Since then, Hawaiian Holdings stock has regained about a third of the ground it lost earlier this year. But given that Hawaiian's management recently revised its Q1 guidance -- improving its outlook for both revenue and costs -- the stock arguably should have risen even more.
Hawaiian Airlines still faces capacity and currency headwinds in some markets, but it will be in a better position to offset those pressures during the rest of 2015, as demand was at its seasonally weakest point in Q1. Meanwhile, the stock is extremely cheap, trading for just 8 times projected 2015 earnings.
Since Hawaiian Airlines has already hit its publicly stated liquidity target and is on the verge of hitting its leverage target, it could soon announce a plan to return cash to shareholders. This will likely include share buybacks or additional repurchases of convertible debt. These actions would take advantage of Hawaiian's low stock price to reduce the future share count and build value for long-term investors.

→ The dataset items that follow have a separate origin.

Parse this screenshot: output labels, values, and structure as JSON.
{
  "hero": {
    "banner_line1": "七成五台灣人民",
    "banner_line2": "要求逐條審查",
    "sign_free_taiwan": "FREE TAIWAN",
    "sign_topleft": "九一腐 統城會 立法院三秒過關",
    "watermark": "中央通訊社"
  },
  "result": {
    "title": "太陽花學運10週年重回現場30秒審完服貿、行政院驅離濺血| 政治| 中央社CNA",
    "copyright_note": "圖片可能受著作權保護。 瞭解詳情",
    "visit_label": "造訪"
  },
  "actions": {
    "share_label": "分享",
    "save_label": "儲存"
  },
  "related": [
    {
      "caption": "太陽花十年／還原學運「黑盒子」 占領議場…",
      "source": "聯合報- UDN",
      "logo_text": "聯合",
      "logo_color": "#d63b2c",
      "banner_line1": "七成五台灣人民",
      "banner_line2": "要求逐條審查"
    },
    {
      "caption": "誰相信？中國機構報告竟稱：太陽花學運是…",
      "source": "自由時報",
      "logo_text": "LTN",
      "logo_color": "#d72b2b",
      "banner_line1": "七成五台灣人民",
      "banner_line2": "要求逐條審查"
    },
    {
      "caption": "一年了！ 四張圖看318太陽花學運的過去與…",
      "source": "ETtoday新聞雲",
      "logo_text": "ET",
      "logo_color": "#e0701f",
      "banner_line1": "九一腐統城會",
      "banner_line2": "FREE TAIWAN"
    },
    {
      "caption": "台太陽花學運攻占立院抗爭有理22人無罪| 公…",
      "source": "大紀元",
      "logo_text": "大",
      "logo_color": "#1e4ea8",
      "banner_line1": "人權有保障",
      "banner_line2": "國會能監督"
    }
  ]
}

Spirit Airlines: Growth continues
Spirit Airlines stock is significantly more expensive than Hawaiian Holdings shares. It currently trades for more than 14 times projected 2015 earnings. But this valuation is still surprisingly low given Spirit's massive growth potential, making this another one of the best stocks to invest in airlines.
Spirit is on pace to increase capacity more than 30% in 2015. While it has experienced some fare pressure -- in February, it projected that Q1 unit revenue would decline 9%-11% year over year -- this has been more than offset by reductions in its (already industry-leading) non-fuel unit costs and lower jet fuel prices.
The key metric for investors to keep in mind is that Spirit is projecting a 24%-29% operating margin for the full year. This compares to an adjusted operating margin of 19.2% in 2014, and 17.1% in 2013.
Clearly, on balance, Spirit is thriving in the current environment. A 20%+ operating margin is virtually unheard of in the airline industry. But with unit costs on pace to fall 17% year over year due to the sharp drop in fuel prices and Spirit's move to larger, more cost-efficient aircraft, this goal is easily attainable.
Lastly, Spirit's growth opportunities remain enormous. Spirit estimates that there are still more than 500 additional markets it could serve while meeting its margin target. Spirit Airlines investors are paying less than the market earnings multiple for a company that could quadruple its revenue and EPS over the next decade. That's quite a bargain!
Volaris: The turnaround is real
Unlike shares of Hawaiian Holdings and Spirit Airlines, Volaris stock has risen more than 30% year to date (as of April 7). However, the stock still sits slightly below its 2013 IPO price of $12.
Like Spirit Airlines, Volaris is a bet on the growing demand for low-cost air travel. Volaris has the lowest unit costs not just in its home market of Mexico, but of any airline in the Americas. Its plan to add five seats to each of its A320 aircrafts this year will further reduce unit costs.
Volaris' financial performance deteriorated rapidly around the time of its IPO in late 2013, but it is making a big comeback now. Last quarter, total unit revenue increased more than 20% (as measured in pesos), and its operating margin improved by 17 percentage points year over year.
To keep the momentum going in 2015, Volaris is slowing its domestic growth to a crawl while deploying more capacity to the U.S. market, where demand is stronger. For example, it will begin its first route to New York in July. If oil prices remain low, Volaris' profit margin is likely to rebound to double-digit territory this year, driving the stock higher.
Shares of Hawaiian Holdings, Spirit Airlines, and Volaris are all cheap in the context of their respective growth profiles. However, investors seem to misunderstand -- or undervalue -- their future prospects. As a result, these are arguably the three best stocks to invest in airlines today.